世界の乾燥地域には約20億人、世界の人口の34.7%の人々が暮らしています。
さらに乾燥地域の10%から20%はすでに砂漠化しているため、乾燥地域に住む人々の1%〜6%は砂漠化された地域に住んでいます。

図9 乾燥地域の現状
*出典1:環境省 「人々の暮らしと砂漠化対処」(2011)p2
https://www.env.go.jp/nature/shinrin/sabaku/download/panph.pdf

砂漠化は世界の多くの人々に影響を与え、現在もなお進行している深刻な環境問題です。

砂漠化対策と防止技術 〜日本人が取り組むべき支援とは〜

砂漠化防止の国際的な取り組みとして1994年に「砂漠化対処条約」が採択され、1998年からは日本も加盟しています。
2019年の時点で途上国と先進国を合わせて世界の196か国が参加しています。

砂漠化対処条約ではすべての締結国に砂漠化対処の取り組みの報告を義務付け、国際的な取り組みだけでなく住民や地域社会の参加の促進を目指しています。

図10 砂漠化対処条約のしくみ
*出典8:環境省「砂漠化する地球 -その現状と日本の役割- 砂漠化対処条約」
https://www.env.go.jp/nature/shinrin/sabaku/index_1_5.html

砂漠化対処条約を受けて、日本でも砂漠化対処の取り組みをおこなっています。
具体的には、砂漠化に関する調査・研究と植林や水資源の確保などの技術支援です。

砂漠化した土地を再生させる手法として、砂漠緑化があります。
砂漠緑化をするためには、まず水や風などで砂が移動するのを抑えて植物を根付かせる土地を育てます。

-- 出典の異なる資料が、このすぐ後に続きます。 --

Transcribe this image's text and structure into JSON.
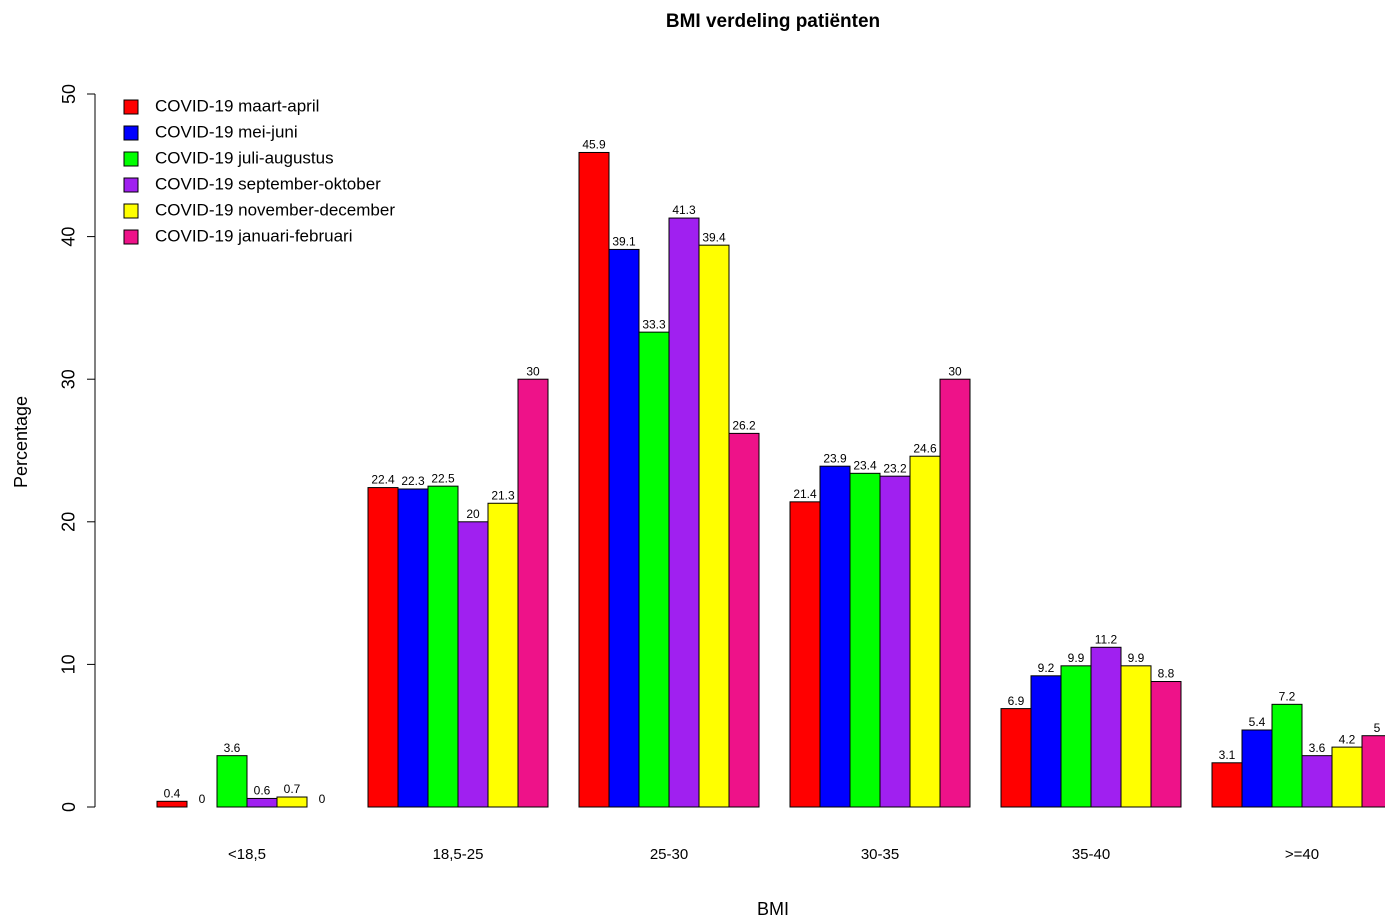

中国内モンゴル自治区では、砂漠化により砂丘が毎年流動化しています。
この砂丘の流動化を防ぎ砂丘を固定するために植林が行われています。
これは自然の回復力を利用した緑化方法で、まずは地下水に近い部分から植栽し、少しずつ高い位置に移動していくことで砂丘を固定し緑化する手法です。

図11 砂丘の固定と緑化方法
*出典9:鳥取大学乾燥地研究センターHP「砂漠化防止と生態系の回復技術」
https://www.alrc.tottori-u.ac.jp/japanese/desert/seitaikei.html

また砂漠緑化には、保水力のある麦わらを使用して砂の移動を食い止め植林する方法「草方格」もあります。
中国内モンゴル地区では日本の一般社団法人の支援により、草方格を使用した砂漠の緑化に成功しています。
図12の左は植栽作業の様子で、右側は5年後の生育状況です。
使用した麦わらは分解され、植物の生育を助ける肥料にもなります。

図12 中国内モンゴル地区の砂漠緑化事例
*出典11:国立環境研究所 環境展望台「砂漠緑化」
https://tenbou.nies.go.jp/science/description/detail.php?id=97

このように砂漠化した土地の再生には砂防、植栽技術、土壌改良、水管理などさまざまな技術が必要です。

また植林による砂漠緑化はこれまでも失敗例も多く、その土地に適した緑化技術の見極めが重要です。
日本では乾燥地域での生態系保全、再生のための研究が進んでおり、北東アジアの牧草地を対象にどの場所にどの技術を適用すべきかを解析しています。(図13)

図13 北東アジアにおける砂漠化アセスメント及び早期警戒体制(EWS)構築のためのパイロットスタディ
*出典10:環境省「砂漠化する地球 -その現状と日本の役割- 日本政府の取り組み」
https://www.env.go.jp/nature/shinrin/sabaku/download/p5.pdf

土地の脆弱性を評価し砂漠化指標をモニタリングすることで、砂漠化防止に最適な土地利用や生態系管理計画を提案しています。
砂漠化防止の取り組みはすぐに成果が出るものではないので、長期的かつ持続可能な支援が必要です。

ご紹介してきたように砂漠化が進行している地域は発展途上国であり、貧困により過耕作や過放牧をせざるを得ない状況に陥っています。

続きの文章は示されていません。